Ich fahre mit meiner Hamburger Freundin Lisa durch die Marsch. Herrlich. Links und rechts erntereifes Getreide. Für Lisa ist das, was sie auf dem Acker sieht ganz einfach „Korn“. Sie macht keinen Unterschied zwischen Roggen, Dinkel oder Weizen. Zumindest nicht am Halm, im Supermarkt oder Bioladen sieht das schon anders aus.
Wir quatschen über Landwirtschaft und all das, was aus dem Heimat- und Sachkundeunterricht aus der Grundschulzeit noch hängen geblieben ist. Lisa ist interessiert und ich berichte ihr von den unterschiedlichen Weizenklassen: „Die gängigsten an unserem Standort im hohen Norden sind Futter-, Brot- oder Qualitätsweizen, letzterer auch als A-Weizen bekannt. Das „A“ hat seinen Ursprung in dem Begriff des „Aufmischens“, denn die Qualität ist so hoch, dass sich Defizite bei anderen Weizensorten damit ausgleichen lassen.“ Ich entnehme Lisas Gesichtsausdruck, dass ich zu komplex werde. Also verlasse ich meinen Belehrungsmonolog und hole sie in ihrer Welt ab. „Lisa, du trägst eine schwarze Strumpfhose. Wenn du im Laden stehst, sehen alle schwarzen Strumpfhosen auf den ersten Blick gleich aus. Richtig“ Sie nickt.

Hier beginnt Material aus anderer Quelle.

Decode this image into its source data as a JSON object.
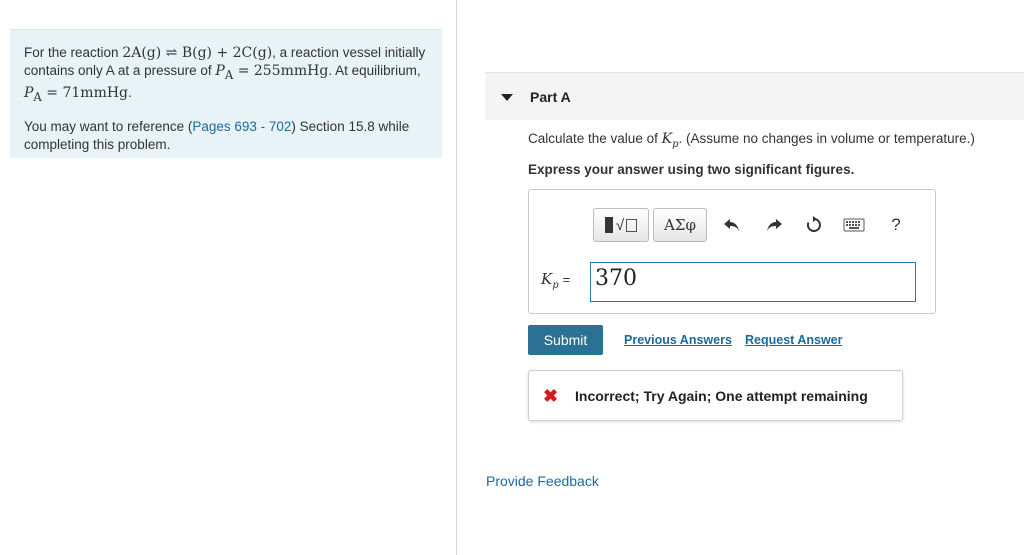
{
  "problem": {
    "intro_prefix": "For the reaction",
    "reaction": "2A(g) ⇌ B(g) + 2C(g)",
    "intro_mid": ", a reaction vessel initially contains only A at a pressure of",
    "pa_initial_label": "P",
    "pa_initial_sub": "A",
    "pa_initial_value": "= 255mmHg",
    "intro_end": ". At equilibrium,",
    "pa_eq_label": "P",
    "pa_eq_sub": "A",
    "pa_eq_value": "= 71mmHg",
    "ref_prefix": "You may want to reference (",
    "ref_link": "Pages 693 - 702",
    "ref_suffix": ") Section 15.8 while completing this problem."
  },
  "part": {
    "title": "Part A",
    "question_prefix": "Calculate the value of",
    "question_var": "K",
    "question_var_sub": "p",
    "question_suffix": ". (Assume no changes in volume or temperature.)",
    "instruction": "Express your answer using two significant figures."
  },
  "toolbar": {
    "greek_label": "ΑΣφ",
    "help_label": "?"
  },
  "answer": {
    "var": "K",
    "var_sub": "p",
    "eq": "=",
    "value": "370"
  },
  "actions": {
    "submit": "Submit",
    "previous_answers": "Previous Answers",
    "request_answer": "Request Answer"
  },
  "feedback": {
    "message": "Incorrect; Try Again; One attempt remaining"
  },
  "footer": {
    "provide_feedback": "Provide Feedback"
  },
  "colors": {
    "accent": "#2b7196",
    "link": "#1a6aa0",
    "error": "#d11c1c",
    "problem_bg": "#e8f3f7"
  }
}
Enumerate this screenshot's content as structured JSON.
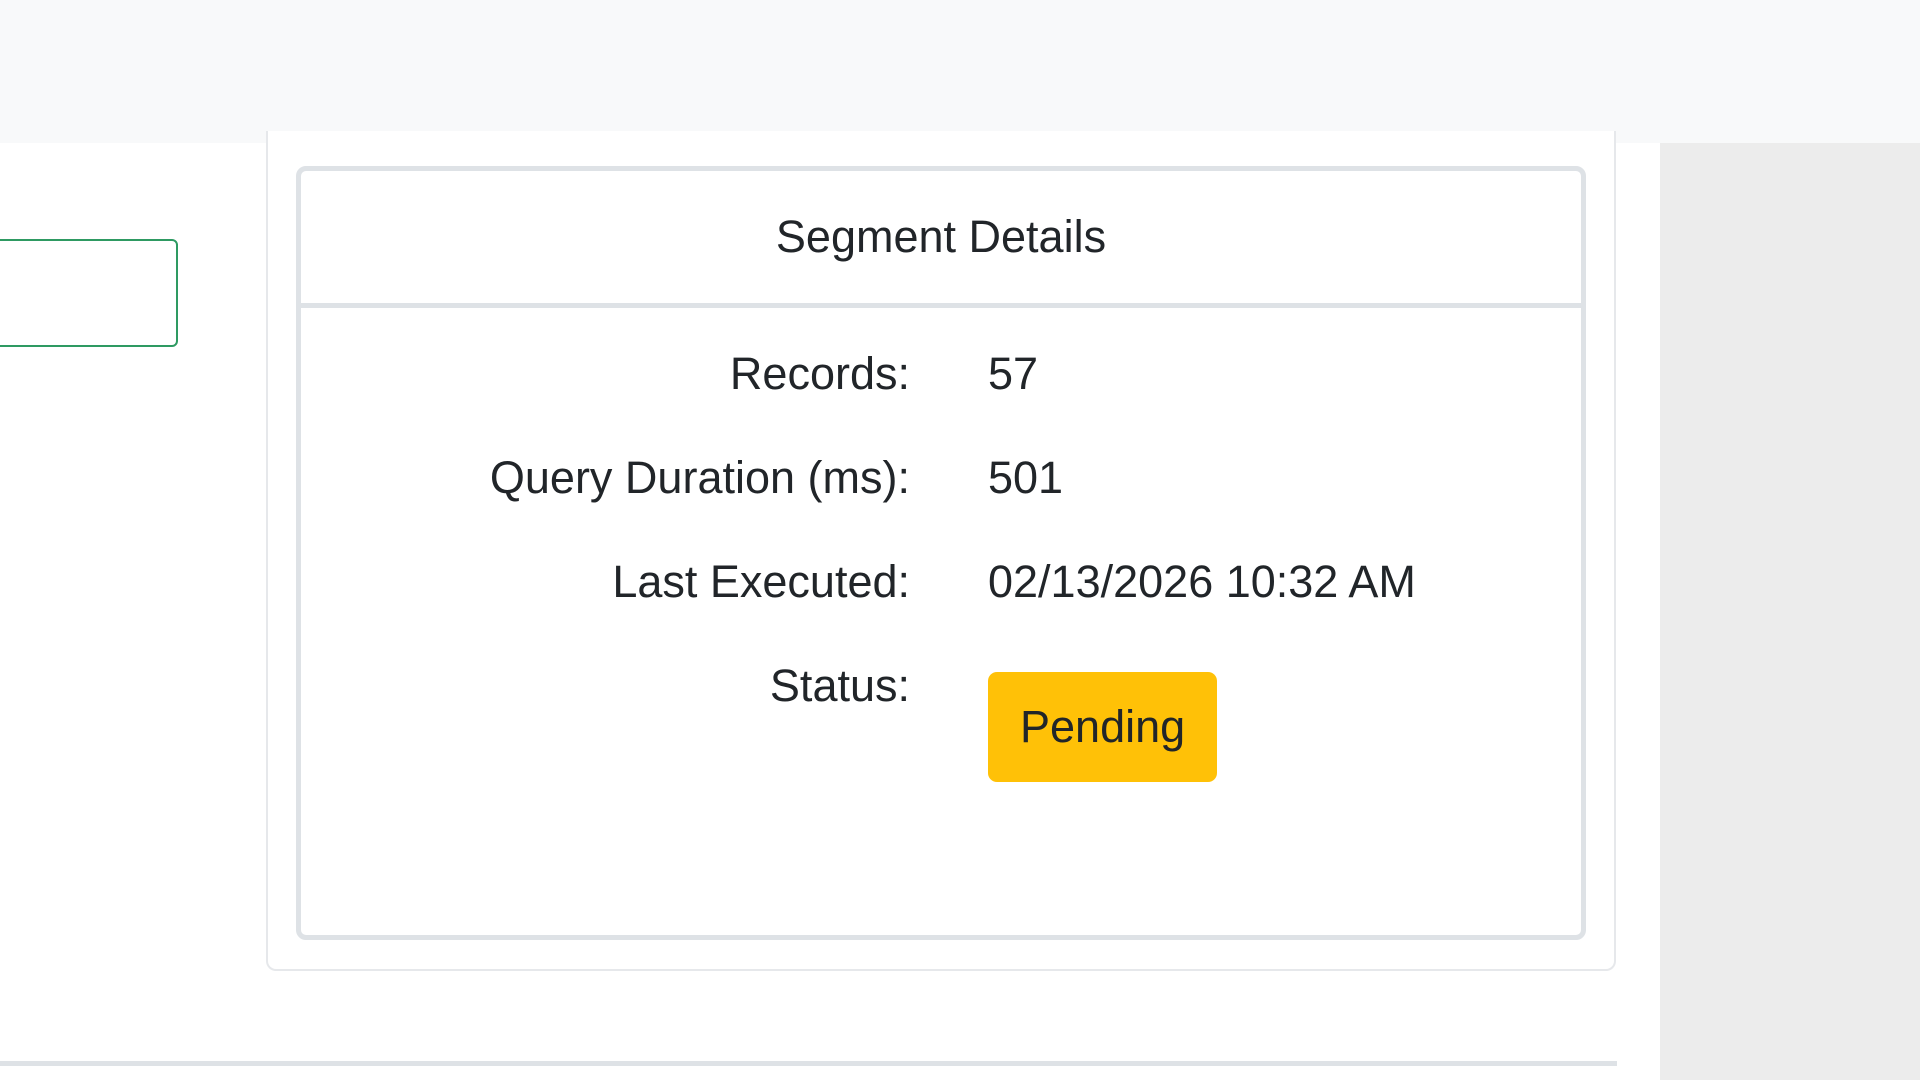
{
  "segment_details": {
    "title": "Segment Details",
    "rows": [
      {
        "label": "Records:",
        "value": "57"
      },
      {
        "label": "Query Duration (ms):",
        "value": "501"
      },
      {
        "label": "Last Executed:",
        "value": "02/13/2026 10:32 AM"
      }
    ],
    "status": {
      "label": "Status:",
      "value": "Pending",
      "color": "#ffc107"
    }
  },
  "colors": {
    "input_border": "#2e9a62",
    "card_border": "#dee2e6",
    "side_panel": "#ececec",
    "top_bar": "#f8f9fa"
  }
}
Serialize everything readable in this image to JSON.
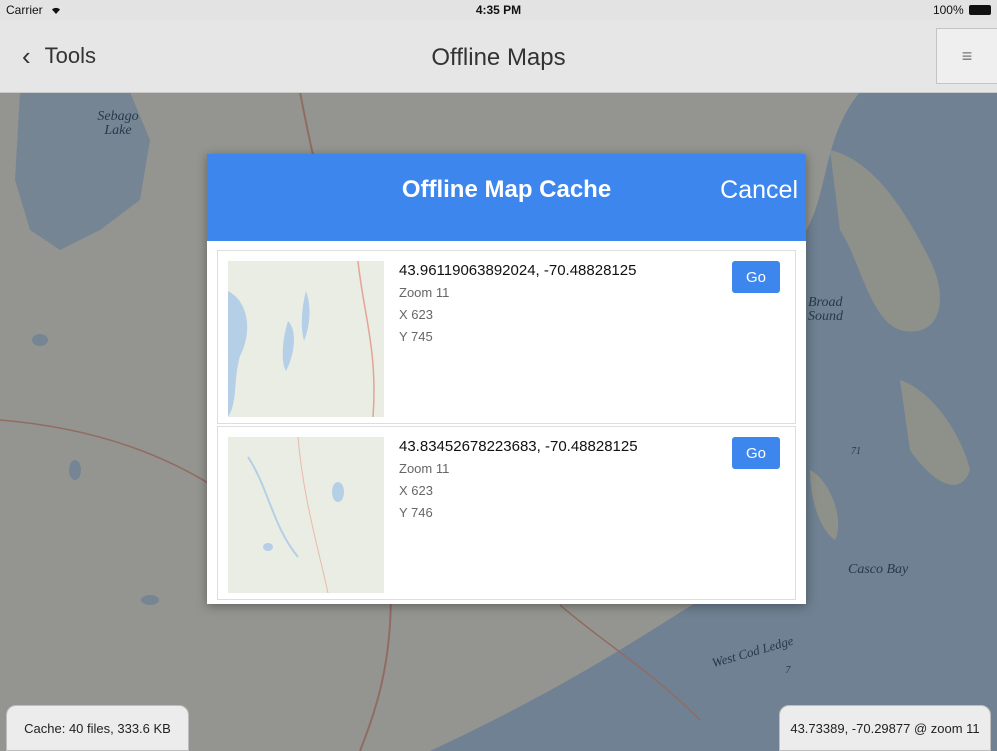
{
  "status_bar": {
    "carrier": "Carrier",
    "wifi_icon": "wifi-icon",
    "time": "4:35 PM",
    "battery": "100%"
  },
  "nav": {
    "back_label": "Tools",
    "back_icon": "chevron-left-icon",
    "title": "Offline Maps",
    "menu_icon": "hamburger-menu-icon"
  },
  "map": {
    "labels": {
      "sebago": "Sebago Lake",
      "broad_sound": "Broad Sound",
      "casco_bay": "Casco Bay",
      "west_cod_ledge": "West Cod Ledge",
      "depth_71": "71",
      "depth_7": "7"
    }
  },
  "modal": {
    "title": "Offline Map Cache",
    "cancel_label": "Cancel",
    "items": [
      {
        "coords": "43.96119063892024, -70.48828125",
        "zoom": "Zoom 11",
        "x": "X 623",
        "y": "Y 745",
        "go_label": "Go"
      },
      {
        "coords": "43.83452678223683, -70.48828125",
        "zoom": "Zoom 11",
        "x": "X 623",
        "y": "Y 746",
        "go_label": "Go"
      }
    ]
  },
  "footer": {
    "cache_info": "Cache: 40 files, 333.6 KB",
    "position_info": "43.73389, -70.29877 @ zoom 11"
  },
  "colors": {
    "accent": "#3d86ee",
    "navbar": "#e6e6e6",
    "water": "#a9c8e6"
  }
}
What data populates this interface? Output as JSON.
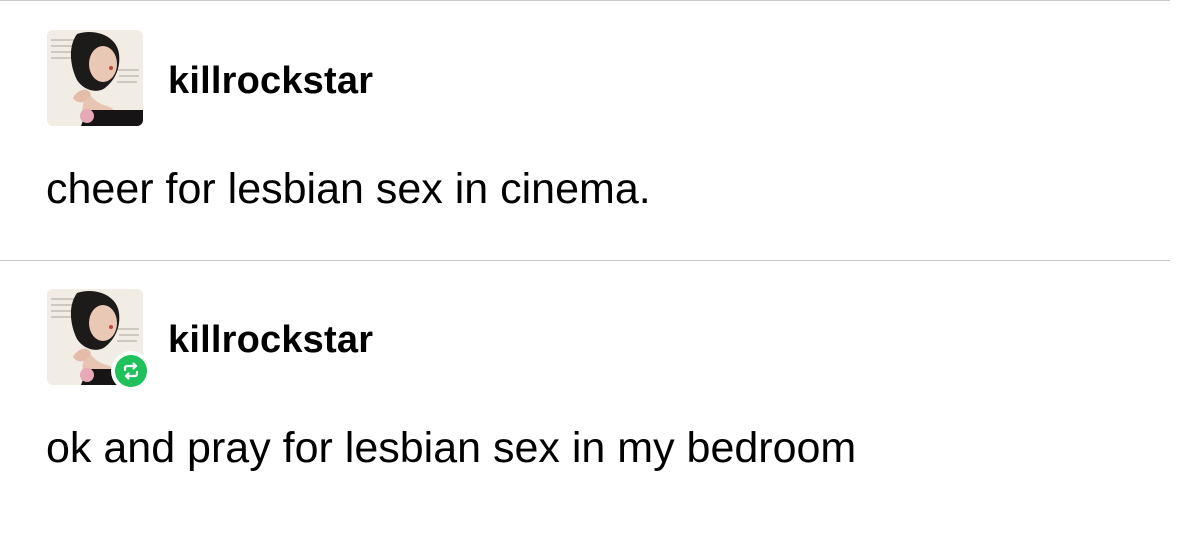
{
  "posts": [
    {
      "username": "killrockstar",
      "text": "cheer for lesbian sex in cinema.",
      "avatar_icon": "user-avatar-photo",
      "reblogged": false
    },
    {
      "username": "killrockstar",
      "text": "ok and pray for lesbian sex in my bedroom",
      "avatar_icon": "user-avatar-photo",
      "reblogged": true,
      "badge_icon": "reblog-icon"
    }
  ],
  "colors": {
    "divider": "#c8c8c8",
    "reblog_badge": "#1fc15a",
    "text": "#000000"
  }
}
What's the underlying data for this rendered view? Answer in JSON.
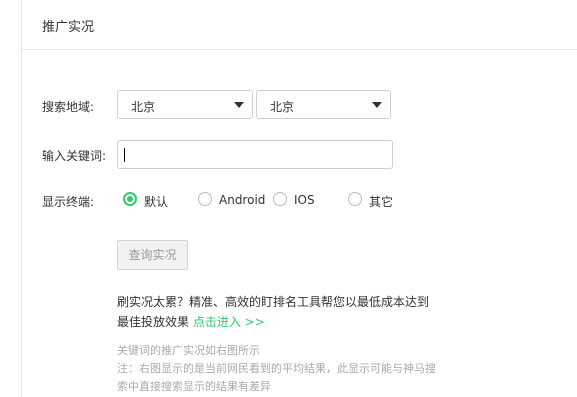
{
  "header": {
    "title": "推广实况"
  },
  "region": {
    "label": "搜索地域:",
    "province": "北京",
    "city": "北京"
  },
  "keyword": {
    "label": "输入关键词:",
    "value": ""
  },
  "terminal": {
    "label": "显示终端:",
    "options": [
      {
        "label": "默认",
        "checked": true
      },
      {
        "label": "Android",
        "checked": false
      },
      {
        "label": "IOS",
        "checked": false
      },
      {
        "label": "其它",
        "checked": false
      }
    ]
  },
  "query_button": "查询实况",
  "promo": {
    "text": "刷实况太累？精准、高效的盯排名工具帮您以最低成本达到最佳投放效果",
    "link": "点击进入 >>"
  },
  "notes": {
    "line1": "关键词的推广实况如右图所示",
    "line2": "注：右图显示的是当前网民看到的平均结果，此显示可能与神马搜索中直接搜索显示的结果有差异"
  },
  "colors": {
    "accent": "#2ecc71",
    "border": "#cfcfcf",
    "muted": "#aaaaaa"
  }
}
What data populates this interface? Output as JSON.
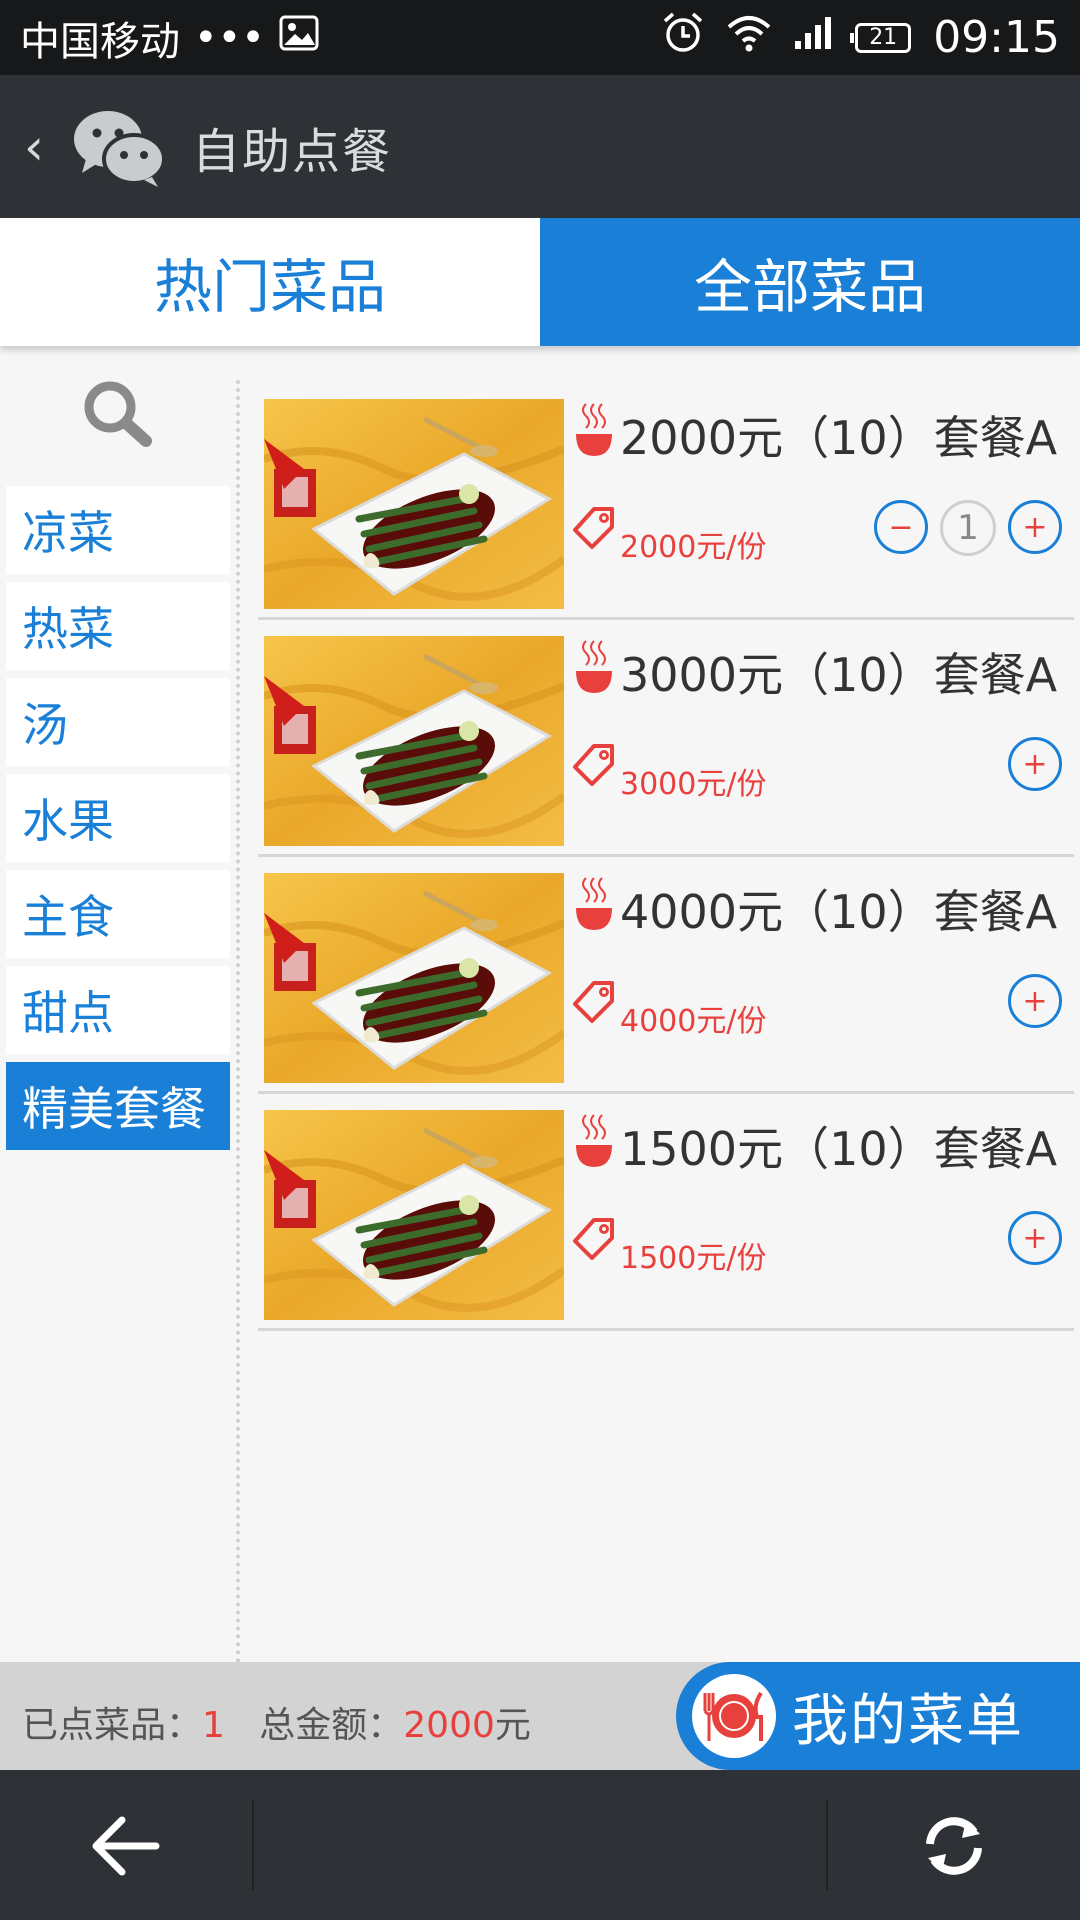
{
  "status_bar": {
    "carrier": "中国移动",
    "dots": "•••",
    "battery": "21",
    "time": "09:15"
  },
  "app_bar": {
    "back_glyph": "‹",
    "title": "自助点餐"
  },
  "tabs": [
    {
      "label": "热门菜品",
      "active": false
    },
    {
      "label": "全部菜品",
      "active": true
    }
  ],
  "categories": [
    {
      "label": "凉菜",
      "active": false
    },
    {
      "label": "热菜",
      "active": false
    },
    {
      "label": "汤",
      "active": false
    },
    {
      "label": "水果",
      "active": false
    },
    {
      "label": "主食",
      "active": false
    },
    {
      "label": "甜点",
      "active": false
    },
    {
      "label": "精美套餐",
      "active": true
    }
  ],
  "dishes": [
    {
      "name": "2000元（10）套餐A",
      "price": "2000元/份",
      "quantity": "1"
    },
    {
      "name": "3000元（10）套餐A",
      "price": "3000元/份",
      "quantity": ""
    },
    {
      "name": "4000元（10）套餐A",
      "price": "4000元/份",
      "quantity": ""
    },
    {
      "name": "1500元（10）套餐A",
      "price": "1500元/份",
      "quantity": ""
    }
  ],
  "controls": {
    "minus": "−",
    "plus": "+"
  },
  "summary": {
    "ordered_label": "已点菜品：",
    "ordered_count": "1",
    "total_label": "总金额：",
    "total_amount": "2000",
    "currency": "元"
  },
  "my_menu": {
    "label": "我的菜单"
  },
  "icons": {
    "search": "search-icon",
    "steam": "steam-bowl-icon",
    "tag": "price-tag-icon",
    "plate": "plate-cutlery-icon",
    "back_arrow": "arrow-left-icon",
    "refresh": "refresh-icon"
  },
  "colors": {
    "accent": "#1a7fd6",
    "price": "#e8413d",
    "header": "#2e3236"
  }
}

„Erst, wenn du dir die genaue Beschreibung durchliest, weißt du, wie es um die Beschaffenheit der Feinstrumpfhose steht.“ Genauso ist es mit dem Weizen auch. Wenn ein Haufen Futterweizen in der Lagerhalle neben einem Berg Brotweizen liegt, erkenne ich keinen Unterschied. Ich muss dazu erst auf die Qualitäten schauen. Bei Strumpfhosen ist das die DEN-Zahl, bei Weizen sind’s u.a. Rohprotein, Fallzahl, Sedimentationswert. Diese und noch ein paar andere Parameter bestimmen, in welche Klasse der Weizen gehört und ob er sich zum Backen eignet oder nicht. „Wow, okay! Wenn ich das nächste Mal im Supermarkt vor den Regalen stehe, denke ich an dich – in der Strumpfhosenabteilung und auch am Mehlregal“, sagt Lisa.